La faute de Céline

La droite conservatrice n’a jamais aimé Céline. Léon Daudet fut un cas particulier. Encore cana-t-il dès Mort à crédit. C’est que cette droite apprécie essentiellement les écritures classiques, de Giraudoux à Montherlant en passant par Chardonne ou Mauriac. L’incompréhension provient aussi d’un malentendu : cette droite s’indigne que Céline écrive comme il parle alors qu’il s’agit, au contraire, d’une prose très travaillée utilisant les ressources du langage populaire pour élaborer un style lyrique et baroque à la fois. C’est ce qu’avait perçu Roger Nimier : « Céline est de la famille des grands orateurs sacrés, des prophètes, des poètes épiques. » Un autre « hussard », Jacques Laurent, lui, ne l’appréciait guère : « Céline ne parle pas français. C’est comme une autre langue. »

C’est ce que pense également notre ami Philippe d’Hugues, cinéphile averti et critique littéraire de talent. À deux reprises, il a récemment exprimé le peu d’estime (littéraire) qu’il a pour Céline. « Trop de lettres de Céline pour mon goût  ¹ », a-t-il dit en commentant le film de Patrick Buisson sur la  Grande Guerre  et les écrivains ².  Et d’ajouter : « Céline détonne, fait de la littérature au sens péjoratif du terme. ». Quelques semaines plus tard, il remit le couvert, affirmant que « Céline est une catastrophe considérable [sic] ³. » Que justifiait cette fois une telle attaque ? C’est qu’il le rend responsable de ses épigones et de tous ceux qui s’autorisent à utiliser un langage relâché en se réclamant du précédent célinien : « Tout ça, c’est la faute de Céline ! Il autorise maintenant tous les pâles imitateurs et tous les gougnafiers qui ne savent pas tenir une plume, à écrire n’importe comment en disant : “ Mais Céline en a écrit bien d’autres ”. Et du coup, on parle comme Céline écrit ! » Le hic, c’est que Céline n’écrit pas du tout tel le commun peuple parle. Il suffit de le lire ou de comparer, dans la Pléiade, les premières versions de ses manuscrits  avec le texte définitif pour se rendre compte du travail stylistique accompli.

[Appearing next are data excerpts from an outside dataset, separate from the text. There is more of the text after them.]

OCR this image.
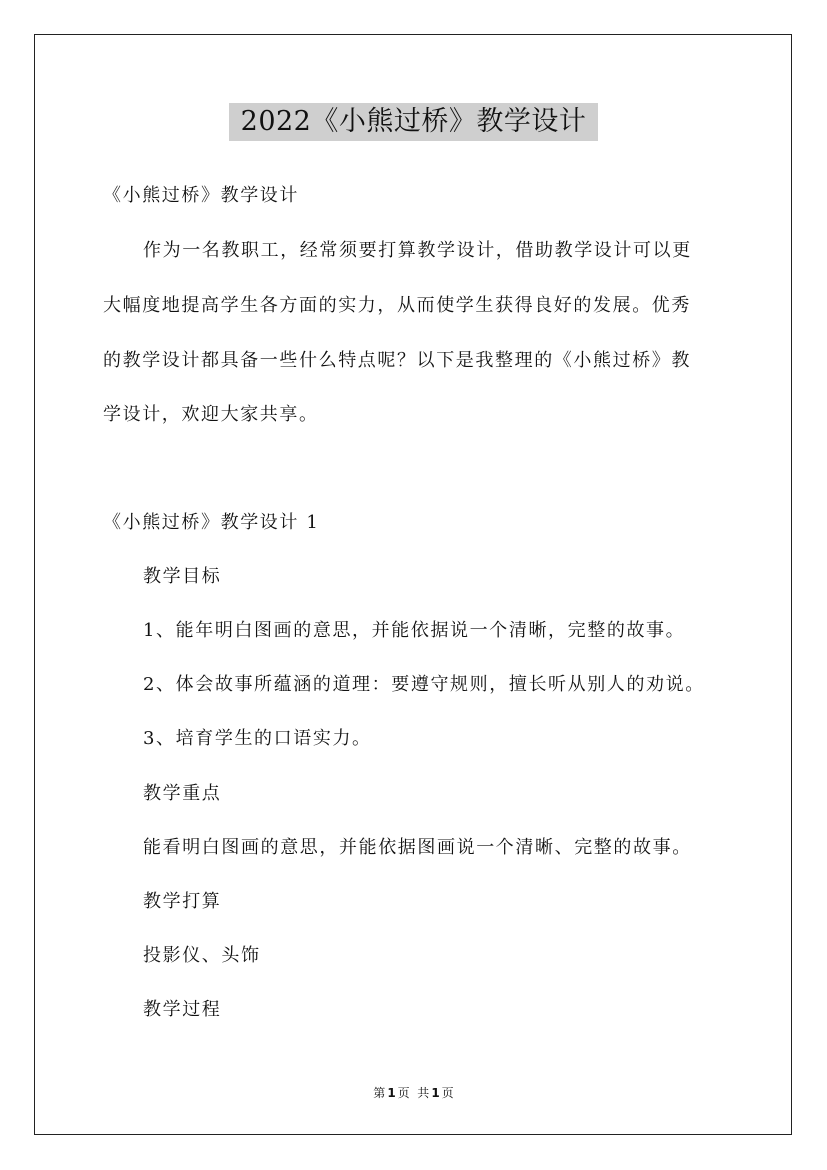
2022《小熊过桥》教学设计
《小熊过桥》教学设计
作为一名教职工，经常须要打算教学设计，借助教学设计可以更
大幅度地提高学生各方面的实力，从而使学生获得良好的发展。优秀
的教学设计都具备一些什么特点呢？以下是我整理的《小熊过桥》教
学设计，欢迎大家共享。
《小熊过桥》教学设计 1
教学目标
1、能年明白图画的意思，并能依据说一个清晰，完整的故事。
2、体会故事所蕴涵的道理：要遵守规则，擅长听从别人的劝说。
3、培育学生的口语实力。
教学重点
能看明白图画的意思，并能依据图画说一个清晰、完整的故事。
教学打算
投影仪、头饰
教学过程
第 1 页  共 1 页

Est-ce affaire de génération ? Nullement. Un jeune publiciste, Adrien Abauzit, qui se fait connaître en réhabilitant Pétain, ne dit pas autre chose 4. Le parallèle entre ce que lui et son aîné disent de Céline est frappant : « …Génie, je veux bien, tout le monde le dit, donc c’est sûrement vrai, mais pour moi, Voyage au bout de la nuit est un chef-d’œuvre néfaste. » (Ph. d’Hugues) ; « Tout le monde trouve que Céline est génial. Peut-être l’est-il. Moi, ce n’est pas la littérature que j’aime. » (A. Abauzit).

« De gustibus non est disputandum » ?  Certes. Mais s’imaginer que l’écriture célinienne est relâchée, voire improvisée, c’est se leurrer complètement, comme le savent les lecteurs du BC. La querelle n’est pas neuve. Durant l’Occupation, les Allemands le tenaient en piètre estime, Karl Epting étant l’exception qui confirme la règle. Son compatriote Bernhard Payr, qui dirigeait l’Amt Schrifftum dépendant de l’Office Rosenberg, portait un jugement sans appel : « Langue négligée sans exemple dans la littérature française moderne ». Ce style, dont on peut trouver un équivalent dans la peinture expressionniste, est sans doute trop radical pour être apprécié de tous. De là à rendre Céline responsable de toutes les dérives langagières contemporaines, il y a un pas qu’il est abusif de franchir.

 

  1. « Le Libre Journal de Paul-Marie Coûteaux », Radio Courtoisie, 29 octobre 2014.
  2. “Si je mourais là-bas”. La guerre des écrivains, 1914-1918, film de Patrick Buisson réalisé par Guillaume Laidet et diffusé le 10 novembre sur la chaîne Histoire. Durée : 80’
  3. « Le Libre Journal de Henry de Lesquen », Radio Courtoisie, 24 novembre 2014.
  4. Entretien avec Adrien Abauzit, « Contre-histoire du général de Gaulle (la suite) », Meta TV, 24 novembre 2014.